トヨタ軽参入で囁かれる、営業残酷物語

トヨタ、軽の車名は「ピクシス」シリーズに
2011年9月7日 日刊自動車新聞

 トヨタ自動車は、26日に発売する軽自動車の車名を「PIXIS SPACE」(ピクシス スペース)に決めた。

 英語のピクシー(=いたずら好きの妖精)を語源とした造語で、12月に発売する予定のバン・トラックにも採用する予定。軽自動車を展示する店舗の名称も「PIXIS STATION」(ピクシス ステーション)とし登録車の店舗と差別化する。

 トヨタが26日に発売する軽自動車は、グループのダイハツ工業からOEM(相手先ブランドによる生産)供給を受けるもので「ムーヴコンテ」がベース。トヨタの販売店はこれまでもダイハツの軽自動車を紹介販売していたが、トヨタブランドの軽としてショールームで展示販売するのは初の試み。

 トヨタは12月には「ハイゼット」をベースにしたトラックとバンを、12年には軽乗用車をもう1車種加える予定。ダイハツが今月発売するリッター30キロメートルの超低燃費車「イース」(仮称)が候補にあがっている。

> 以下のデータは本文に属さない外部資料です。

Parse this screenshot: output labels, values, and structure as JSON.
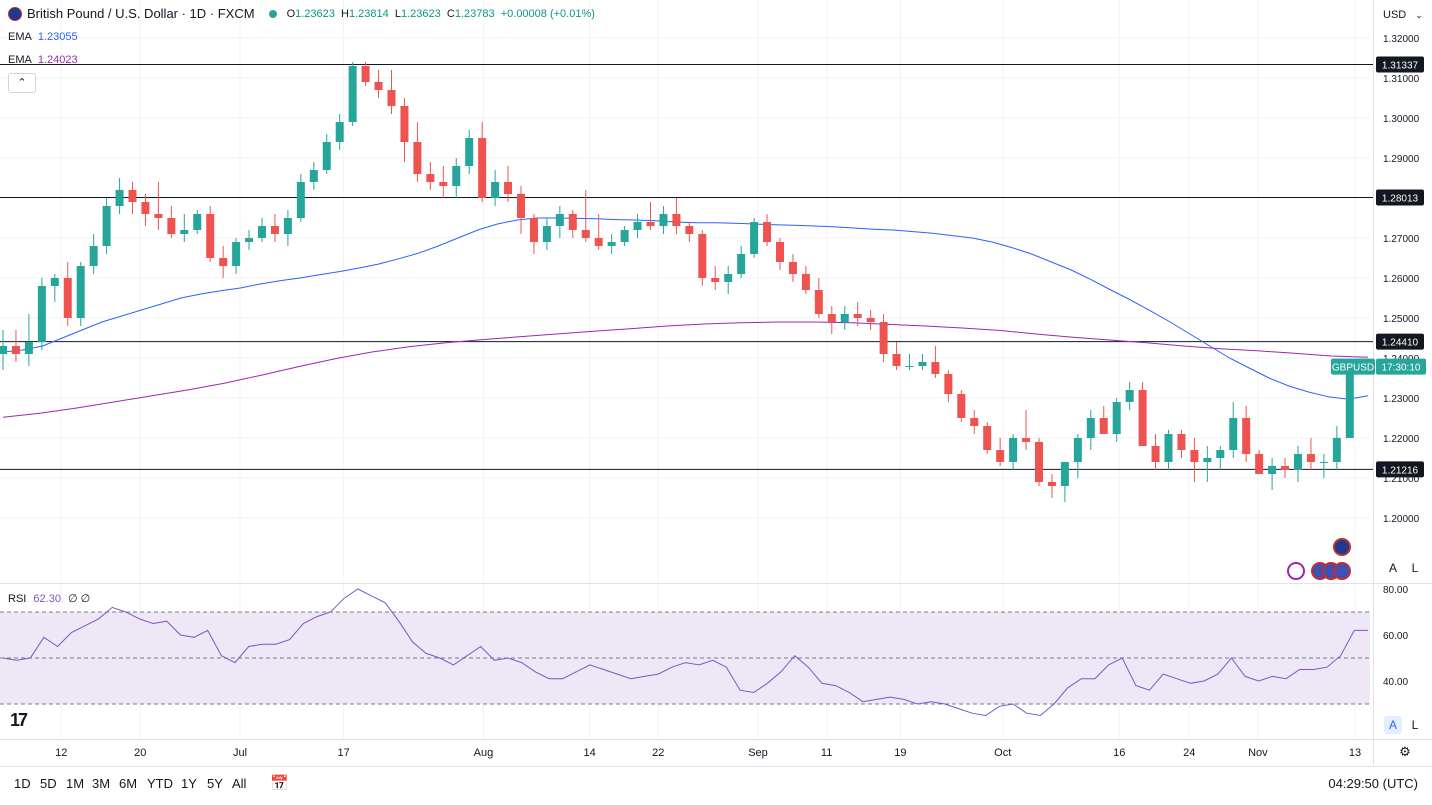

 トヨタと言えば、理不尽な軽自動車の優遇税制に異を唱えて、軽自動車廃止を訴えていた企業である。それがサブプライムローンから始まった不況により、軽自動車に参入せざるを得ない状況となったのである(トヨタは東北大震災前から軽参入を決定していた)。実際、先月8月のトヨタの新車販売台数は前年同月比23%減である。販売低迷脱出の糸口となるか業界で注目されている。
 しかし、問題はグループ企業のダイハツやスバルへの影響である。これら2社は軽自動車を販売しており、グループ内でのパイの奪い合いが予想される。しかも、軽自動車は薄利多売が基本なので、現場の最前線で働く営業マンへのノルマが上乗せされる可能性が大きい。
 すでに軽自動車に参入している日産の某販売会社では、軽自動車を売っても1台売ったことにならないという内規がある。軽を何台売っても0台となってしまうのだ。その一方で登録の手間は、軽自動車を売ろうが、メルセデス・ベンツを売ろうが同じだ。成績にならない軽自動車を売って、御客に「あんたから買ってやったんだ」と言われても「ありがとうございます」と笑顔で答える営業。
「コメツキバッタ」とも言われる自動車営業の惨めな姿は、いつまで続くのだろうか。